Impressively, the Atlas was put together in just one week as the outcome of the 2025 Design Challenge, an annual mapping workshop run by the University of Wisconsin (UW).
Thirty-eight student cartographers from 26 countries participated, forming into small groups to tackle each of the SDGs.
“This diversity greatly enriched the Atlas, both in terms of cartography and in terms of the process of negotiating meaning, choosing narratives, and making shared decisions about design,” write Eric Losang and Vit Voženílek from the ICA Commission on Atlases, in the foreword.

According to Robert E. Roth from the UW Cartography Lab, “We broke the 2025 Design Challenge into six 90-150 minute units, each with its own learning objectives centring active learning as well as creative prompts to iteratively advance the Atlas design”.
“Thus, while the workshop stretched over a week, actual student design occurred in roughly 12 hours of creative bursts with gaps for critical reflection (and attendance of other courses).”
The result is an overview of SDG activities and needs across the globe, imaginatively displayed as series of maps with accompanying text that tackle such issues as:
- SDG 2: Zero hunger, by looking at the effects of floods, droughts and malnutrition around the globe;
- SDG 3: Good health and wellbeing, through seeing how many health workers are available per 10,000 people versus how many are needed, and how unequally they are spread across the world;
- SDG 4: Quality education, by comparing education, literacy and gender-based pay gaps;
- SDG 5: Gender equality, via a look at gender inequality in mobile phone usage, with a particular focus on Africa;
- SDG 12: Responsible consumption and production, through insights into plastic waste in South East Asia; and
- SDG 13: Climate action, via a map of fire incidence around the world.

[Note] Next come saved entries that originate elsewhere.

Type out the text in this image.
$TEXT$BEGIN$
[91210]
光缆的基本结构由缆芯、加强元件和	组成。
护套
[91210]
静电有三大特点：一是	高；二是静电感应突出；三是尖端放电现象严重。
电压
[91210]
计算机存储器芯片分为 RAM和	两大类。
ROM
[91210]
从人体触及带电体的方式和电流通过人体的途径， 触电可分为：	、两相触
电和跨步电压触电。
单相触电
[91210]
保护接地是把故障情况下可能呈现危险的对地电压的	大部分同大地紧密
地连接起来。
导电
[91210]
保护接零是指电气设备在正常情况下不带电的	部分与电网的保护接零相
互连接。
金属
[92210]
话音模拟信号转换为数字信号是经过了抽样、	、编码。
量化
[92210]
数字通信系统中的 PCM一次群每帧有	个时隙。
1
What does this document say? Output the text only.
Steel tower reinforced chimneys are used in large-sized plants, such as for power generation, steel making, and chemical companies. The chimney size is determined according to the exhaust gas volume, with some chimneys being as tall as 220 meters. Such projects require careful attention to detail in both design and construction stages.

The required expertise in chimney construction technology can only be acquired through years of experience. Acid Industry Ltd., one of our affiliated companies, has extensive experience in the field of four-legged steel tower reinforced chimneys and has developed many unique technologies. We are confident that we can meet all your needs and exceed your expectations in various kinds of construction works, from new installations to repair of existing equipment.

The editors of the Atlas hope to build on its success by developing a model curriculum for running SDG-related mapping workshops around the world to raise awareness of and action needed to advance the SDGs.
“The Atlas of Sustainability invites us to see atlas-making not only as a means of compiling knowledge but as a catalyst for learning, action, and social connection,” added Losang and Voženílek.
“It is a timely reminder that maps matter — and that when made collectively, with care and conviction, they matter even more.”
The Atlas is available for free download (PDF, 86 MB).